Even at the time, reputable experts had already deemed much of the alarmist anti-cannabis propaganda that was being disseminated in Hearst publications and quoted by Harry J. Anslinger in congressional testimony was inaccurate. Anslinger took pains to ensure that news of upcoming meetings was not circulated where any groups that might counter the proposed legislation (which taxed marijuana out of existence, in an end-run around the medical issues) would be alerted. The American Medical Association, which would likely have argued the medicinal benefits of marijuana, was notified only two days before the hearing. Their representative, Dr. William Woodward, denounced the hearings as being rooted in tabloid sensationalism, and demanded an explanation for the secrecy involved. Anslinger ignored Woodward's vociferous objections -- when before the vote he was asked by Congress if the AMA agreed that the bill should be passed, a member of Anslinger's committee replied, "Yes, they are in complete agreement."
And so for the last 70+ years we have been denied the benefits of marijuana as medicine based on the lies of a government official.

Not every one was on board with the refer madness of the time.
The La Guardia Committee was the first in depth study into the effects of smoking marijuana. It systematically contradicted claims made by the U.S. Treasury Department that smoking marijuana results in insanity, deteriorates physical and mental health, assists in criminal behavior and juvenile deliquency, is physically addictive, and is a "gateway" drug to more dangerous drugs.

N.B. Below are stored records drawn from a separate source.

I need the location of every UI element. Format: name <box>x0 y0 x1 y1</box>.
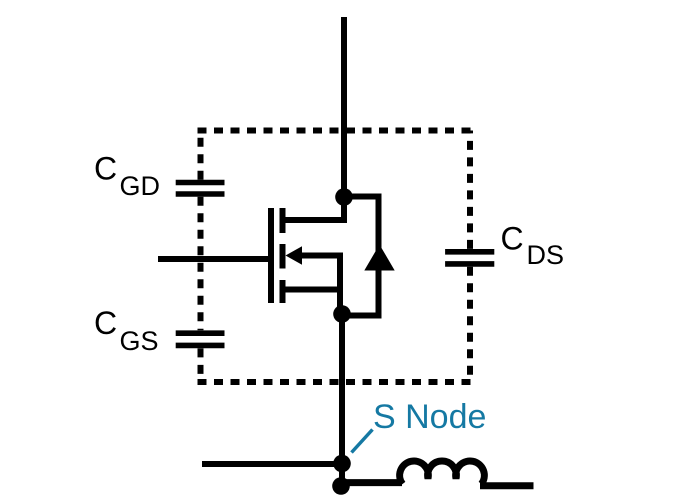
svg-text:C: C <box>94 305 117 341</box>
wire bottom left <box>202 461 342 467</box>
transistor Q1 body arrow <box>286 246 303 264</box>
capacitor CGD top plate <box>176 180 225 186</box>
dashed box left edge upper segment <box>198 131 204 180</box>
svg-text:GS: GS <box>120 326 159 356</box>
dashed box left edge lower segment <box>198 348 204 382</box>
inductor L1 coil <box>400 461 485 484</box>
capacitor CDS bottom plate <box>445 261 494 267</box>
node lower junction dot <box>332 477 350 495</box>
transistor Q1 channel middle segment <box>280 244 286 269</box>
node source junction dot <box>333 305 351 323</box>
dashed box left edge middle segment <box>198 197 204 330</box>
wire source vertical to S node <box>339 311 345 487</box>
svg-text:S Node: S Node <box>373 398 486 436</box>
dashed box right edge upper segment <box>467 131 473 249</box>
capacitor CGS top plate <box>176 330 225 336</box>
wire body connection <box>300 256 340 313</box>
S Node leader line <box>352 430 373 453</box>
body diode D1 triangle <box>364 245 394 271</box>
node drain junction dot <box>335 188 353 206</box>
inductor L1 right lead <box>480 482 534 489</box>
transistor Q1 gate bar <box>268 208 274 303</box>
transistor Q1 channel bottom segment <box>280 280 286 303</box>
capacitor CDS top plate <box>445 249 494 255</box>
wire source connection <box>283 287 343 293</box>
wire drain vertical from top <box>283 17 345 220</box>
node S junction dot <box>333 455 351 473</box>
dashed box bottom edge <box>198 379 473 385</box>
transistor Q1 channel top segment <box>280 208 286 233</box>
capacitor CGD bottom plate <box>176 191 225 197</box>
svg-text:C: C <box>501 221 524 257</box>
inductor L1 left lead <box>346 479 402 486</box>
body diode D1 branch wire <box>342 197 379 316</box>
dashed box right edge lower segment <box>467 267 473 382</box>
svg-text:DS: DS <box>527 240 565 270</box>
capacitor CGS bottom plate <box>176 343 225 349</box>
dashed box top edge <box>198 128 473 134</box>
svg-text:GD: GD <box>120 171 161 201</box>
wire gate lead <box>158 256 268 262</box>
svg-text:C: C <box>94 151 117 187</box>
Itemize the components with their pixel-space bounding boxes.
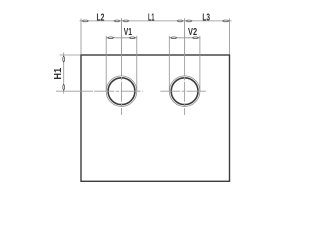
- arrowhead lens H1 bottom: [63, 84, 65, 90]
- arrowhead lens V2 right: [193, 37, 199, 39]
- part outline rectangle: [81, 55, 230, 181]
- hole 2 outer thin circle: [169, 76, 200, 107]
- arrowhead lens L1 right: [177, 20, 183, 22]
- hole 1 outer thin circle: [106, 76, 137, 107]
- hole 2 drill wall left / V2 extension line: [168, 36, 170, 91]
- hole 1 horizontal centerline: [94, 90, 143, 92]
- hole 2 horizontal centerline: [160, 90, 206, 92]
- arrowhead lens L3 right: [223, 20, 229, 22]
- L right extension line: [229, 19, 231, 55]
- H1 dimension line: [63, 53, 65, 94]
- hole 1 drill wall left / V1 extension line: [105, 36, 107, 91]
- svg-text:V1: V1: [124, 27, 132, 38]
- svg-text:L2: L2: [96, 12, 104, 23]
- arrowhead lens V1 left: [108, 37, 114, 39]
- hole 2 drill wall right / V2 extension line: [199, 36, 201, 91]
- svg-text:V2: V2: [188, 27, 197, 38]
- L dimension line: [80, 20, 232, 22]
- arrowhead lens V2 left: [171, 37, 177, 39]
- arrowhead lens V1 right: [129, 37, 135, 39]
- svg-text:L1: L1: [148, 12, 155, 23]
- arrowhead lens L2 left: [82, 20, 88, 22]
- hole 1 main circle: [108, 78, 135, 105]
- arrowhead lens L3 left: [186, 20, 192, 22]
- H1 bottom extension line: [56, 90, 93, 92]
- svg-text:H1: H1: [53, 68, 64, 80]
- hole 2 centerline extension to L dimension: [184, 18, 186, 55]
- hole 2 main circle: [171, 78, 198, 105]
- hole 1 drill wall right / V1 extension line: [136, 36, 138, 91]
- arrowhead lens H1 top: [63, 56, 65, 62]
- hole 2 vertical centerline: [184, 56, 186, 116]
- arrowhead lens L1 left: [123, 20, 129, 22]
- V2 dimension line: [169, 37, 200, 39]
- arrowhead lens L2 right: [114, 20, 120, 22]
- H1 top extension line: [60, 54, 81, 56]
- hole 1 centerline extension to L dimension: [121, 18, 123, 55]
- svg-text:L3: L3: [202, 12, 210, 23]
- hole 1 vertical centerline: [121, 56, 123, 116]
- V1 dimension line: [106, 37, 137, 39]
- L left extension line: [80, 19, 82, 55]
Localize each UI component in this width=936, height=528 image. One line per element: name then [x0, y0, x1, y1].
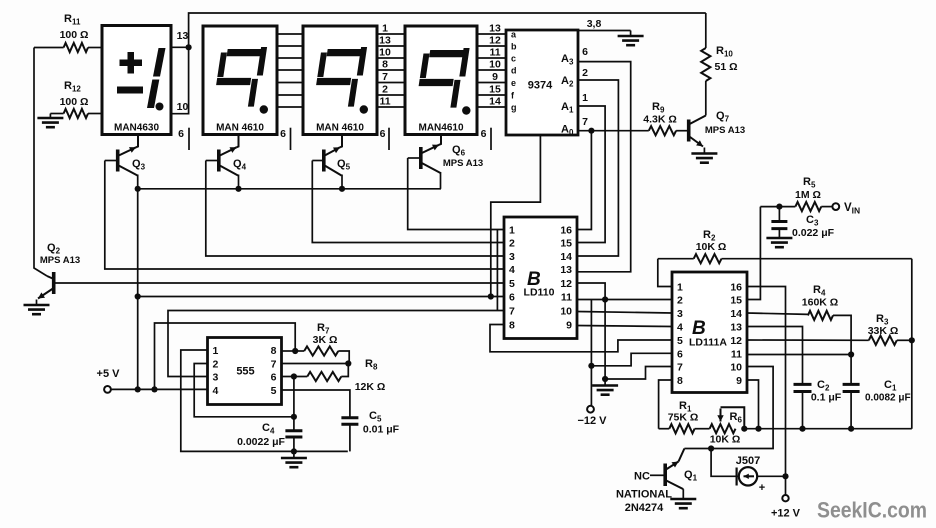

The report was prepared by the New York Academy of Medicine, on behalf of a commission appointed in 1939 by New York Mayor Fiorello La Guardia who was a strong opponent of the 1937 Marihuana Tax Act . Released in 1944, the report infuriated Harry Anslinger who was campaigning against marijuana and he condemned it as unscientific. Anslinger went on an offensive against what he saw as a "degenerate Hollywood" that was promoting marijuana use.

After high profile arrests of actors like Robert Mitchum, Hollywood gave Anslinger full control over the script of any film that mentioned marijuana.
Thankfully, as more information comes out, reefer madness is dying a slow death.

H/T Diogenes via e-mail

Cross Posted at Classical Values


Neil said...

Heh. I never could figure how Cab Calloway was supposed to be much of a marijuana smoker. Waaaaay too much energy, and too precise in his performances. I'd believe maybe cocaine, except that he never burnt out--his performance was just as tight at the end of his life.

Maybe he just knew the meaning of "moderation".

Now, Louis Armstrong? Oh yeah, he smoked a joint every now and then, I'd bet.

M. Simon said...


You only need to look at Rock Musicians to see that smoking pot does not lead to the low energy condition you describe.

And you might want to Google - jazz musicians marijuana - to find out what really goes on in jazz.

The stereotype of the pot smoker as slacker is just that - a stereotype. Some are. Some aren't.

It might just as well be put in the category of violent drunks. Some are. Most aren't.

Although I will admit that violent drunks are more prevalent than violent pot heads.

Neil said...

I didn't mean to imply that a marijuana smoker should lack energy--Louis Armstrong certainly didn't. But Calloway can't even be described as relaxed in any way. I always figured any implied heavy usage was just a shtick.

M. Simon said...

OK. I get it. An entertainer playing to his audience. Wouldn't be the first time.

Clay S. Conrad said...

Louis Armstrong was a notorious marijuana smoker, and proud of it. So was Fats Waller, who wrote "The Vipers Drag" about smoking "a reefer five foot long, mighty mez, but not too strong." A viper was a jazz musician who smoked marijuana. Today, there is a fantastic band called the New Orleans Jazz Vipers.